The churn is partly about product failure and partly about something harder to fix with a software update. As EH has previously reported, heart rate variability, one of the most-watched metrics in consumer wearables, is routinely misread by the people wearing the devices. The number arrives with precision. The context required to interpret it correctly does not. The result is often a user who is neither better informed nor less anxious than before they started tracking, just more aware of a number whose meaning they cannot evaluate.
This is the specific failure mode that intuitive living technology is designed to address.

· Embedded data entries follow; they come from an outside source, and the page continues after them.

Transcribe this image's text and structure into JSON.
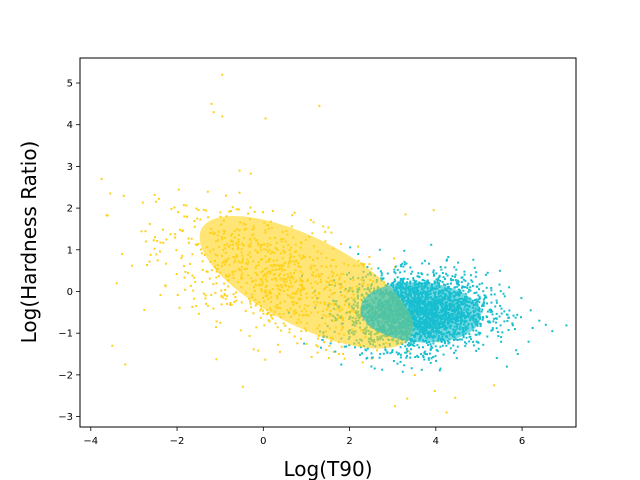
{
  "chart_data": {
    "type": "scatter",
    "title": "",
    "xlabel": "Log(T90)",
    "ylabel": "Log(Hardness Ratio)",
    "xlim": [
      -4.25,
      7.25
    ],
    "ylim": [
      -3.25,
      5.6
    ],
    "xticks": [
      -4,
      -2,
      0,
      2,
      4,
      6
    ],
    "yticks": [
      -3,
      -2,
      -1,
      0,
      1,
      2,
      3,
      4,
      5
    ],
    "grid": false,
    "legend": "none",
    "series": [
      {
        "color": "#ffd21a",
        "marker_size": 2,
        "cluster": {
          "count": 900,
          "mean": [
            0.3,
            0.3
          ],
          "sd": [
            1.35,
            0.85
          ],
          "correlation": -0.55
        },
        "outliers": [
          [
            -0.95,
            5.2
          ],
          [
            -1.2,
            4.5
          ],
          [
            -1.15,
            4.3
          ],
          [
            -0.95,
            4.2
          ],
          [
            0.05,
            4.15
          ],
          [
            1.3,
            4.45
          ],
          [
            -3.75,
            2.7
          ],
          [
            -0.55,
            2.9
          ],
          [
            -3.4,
            0.2
          ],
          [
            -3.5,
            -1.3
          ],
          [
            -3.2,
            -1.75
          ],
          [
            3.05,
            -2.75
          ],
          [
            4.25,
            -2.9
          ],
          [
            4.45,
            -2.55
          ],
          [
            5.35,
            -2.25
          ],
          [
            3.3,
            1.85
          ],
          [
            3.95,
            1.95
          ]
        ]
      },
      {
        "color": "#17becf",
        "marker_size": 2,
        "cluster": {
          "count": 2600,
          "mean": [
            3.6,
            -0.5
          ],
          "sd": [
            0.8,
            0.45
          ],
          "correlation": 0.05
        },
        "outliers": [
          [
            6.2,
            -0.45
          ],
          [
            6.4,
            -0.7
          ],
          [
            6.55,
            -0.8
          ],
          [
            6.7,
            -0.95
          ],
          [
            5.9,
            -1.5
          ],
          [
            2.2,
            0.9
          ],
          [
            2.7,
            1.0
          ]
        ]
      }
    ],
    "ellipses": [
      {
        "center": [
          1.0,
          0.22
        ],
        "semi_axes": [
          2.75,
          1.05
        ],
        "angle_deg": -28,
        "fill": "#ffd21a",
        "opacity": 0.6
      },
      {
        "center": [
          3.65,
          -0.5
        ],
        "semi_axes": [
          1.4,
          0.72
        ],
        "angle_deg": -4,
        "fill": "#17becf",
        "opacity": 0.6
      }
    ]
  }
}
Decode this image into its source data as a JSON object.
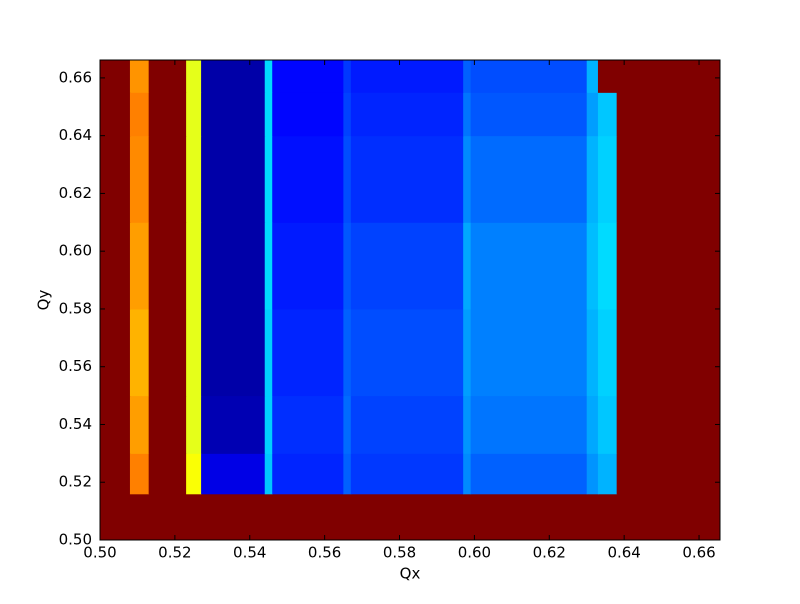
{
  "chart_data": {
    "type": "heatmap",
    "xlabel": "Qx",
    "ylabel": "Qy",
    "colormap": "jet",
    "clim": [
      0,
      1
    ],
    "x_edges": [
      0.5,
      0.508,
      0.513,
      0.523,
      0.527,
      0.544,
      0.546,
      0.565,
      0.567,
      0.597,
      0.599,
      0.63,
      0.633,
      0.638,
      0.6656
    ],
    "y_edges": [
      0.5,
      0.516,
      0.53,
      0.55,
      0.58,
      0.61,
      0.64,
      0.655,
      0.6662
    ],
    "z": [
      [
        1,
        1,
        1,
        1,
        1,
        1,
        1,
        1,
        1,
        1,
        1,
        1,
        1,
        1
      ],
      [
        1,
        0.75,
        1,
        0.62,
        0.1,
        0.32,
        0.16,
        0.22,
        0.18,
        0.26,
        0.22,
        0.27,
        0.3,
        1
      ],
      [
        1,
        0.72,
        1,
        0.6,
        0.05,
        0.33,
        0.17,
        0.23,
        0.19,
        0.27,
        0.24,
        0.29,
        0.32,
        1
      ],
      [
        1,
        0.7,
        1,
        0.6,
        0.04,
        0.33,
        0.16,
        0.22,
        0.2,
        0.28,
        0.25,
        0.3,
        0.33,
        1
      ],
      [
        1,
        0.72,
        1,
        0.6,
        0.04,
        0.34,
        0.15,
        0.21,
        0.19,
        0.29,
        0.25,
        0.31,
        0.34,
        1
      ],
      [
        1,
        0.74,
        1,
        0.6,
        0.04,
        0.34,
        0.14,
        0.2,
        0.17,
        0.26,
        0.23,
        0.3,
        0.33,
        1
      ],
      [
        1,
        0.75,
        1,
        0.6,
        0.04,
        0.34,
        0.13,
        0.19,
        0.16,
        0.24,
        0.21,
        0.28,
        0.32,
        1
      ],
      [
        1,
        0.73,
        1,
        0.6,
        0.04,
        0.34,
        0.13,
        0.18,
        0.15,
        0.22,
        0.2,
        0.3,
        1,
        1
      ]
    ],
    "xlim": [
      0.5,
      0.6656
    ],
    "ylim": [
      0.5,
      0.6662
    ],
    "xticks": [
      {
        "value": 0.5,
        "label": "0.50"
      },
      {
        "value": 0.52,
        "label": "0.52"
      },
      {
        "value": 0.54,
        "label": "0.54"
      },
      {
        "value": 0.56,
        "label": "0.56"
      },
      {
        "value": 0.58,
        "label": "0.58"
      },
      {
        "value": 0.6,
        "label": "0.60"
      },
      {
        "value": 0.62,
        "label": "0.62"
      },
      {
        "value": 0.64,
        "label": "0.64"
      },
      {
        "value": 0.66,
        "label": "0.66"
      }
    ],
    "yticks": [
      {
        "value": 0.5,
        "label": "0.50"
      },
      {
        "value": 0.52,
        "label": "0.52"
      },
      {
        "value": 0.54,
        "label": "0.54"
      },
      {
        "value": 0.56,
        "label": "0.56"
      },
      {
        "value": 0.58,
        "label": "0.58"
      },
      {
        "value": 0.6,
        "label": "0.60"
      },
      {
        "value": 0.62,
        "label": "0.62"
      },
      {
        "value": 0.64,
        "label": "0.64"
      },
      {
        "value": 0.66,
        "label": "0.66"
      }
    ]
  }
}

The term, increasingly used across the wellness industry and in coverage of it, describes technology that draws on physiological data without surfacing that data to the user as a primary interface. The Oura Ring, which has been iterating toward this model, processes sleep stage, temperature variation, and autonomic signals, but its most recent product direction has emphasized summary states – “your body is ready” rather than “your HRV was 42” – over raw metrics. The same logic is visible in how Google’s Fitbit Air, which Eastern Herald reported on in May, frames its screenless design: the absence of a display is a feature, not a limitation.
The broader wellness market is responding to all of this with something that looks, from a distance, like a values shift but may be better understood as a market correction. The Global Wellness Summit’s report notes that wellness has shifted from something people feel to something they perform correctly, and that the backlash against that performance is now one of the strongest commercial signals in the industry. Social saunas – communal heat experiences organized around conversation rather than endurance – are growing in Northern Europe and spreading to North American cities. Somatic movement classes, which focus on sensation over output, are among the fastest-growing fitness formats globally. What these share is an emphasis on felt experience over measured outcome.
It would be convenient, at this point, to conclude that the industry has learned something and is heading somewhere better. The more accurate reading is that wellness technology is expanding its surface area, not retreating from it. Continuous glucose monitors originally designed for people with diabetes are still moving into mainstream wellness contexts. Longevity clinics are multiplying. The Global Wellness Summit’s report also identifies “longevity residences” – real estate specifically designed around preventive medicine, AI health tracking, and biohacking – as an emerging property category. The optimization impulse has not disappeared. It has gone deeper, into the walls.
What the Global Wellness Summit’s 2026 report does not answer, and what the industry has not answered either, is the question that Okonkwo arrived at by accident: at what point does the tool for feeling better become the reason you don’t. The devices getting quieter are still there. They are still watching. They are just watching without asking you to watch back – which is either the solution to orthosomnia or a more sophisticated version of the same arrangement.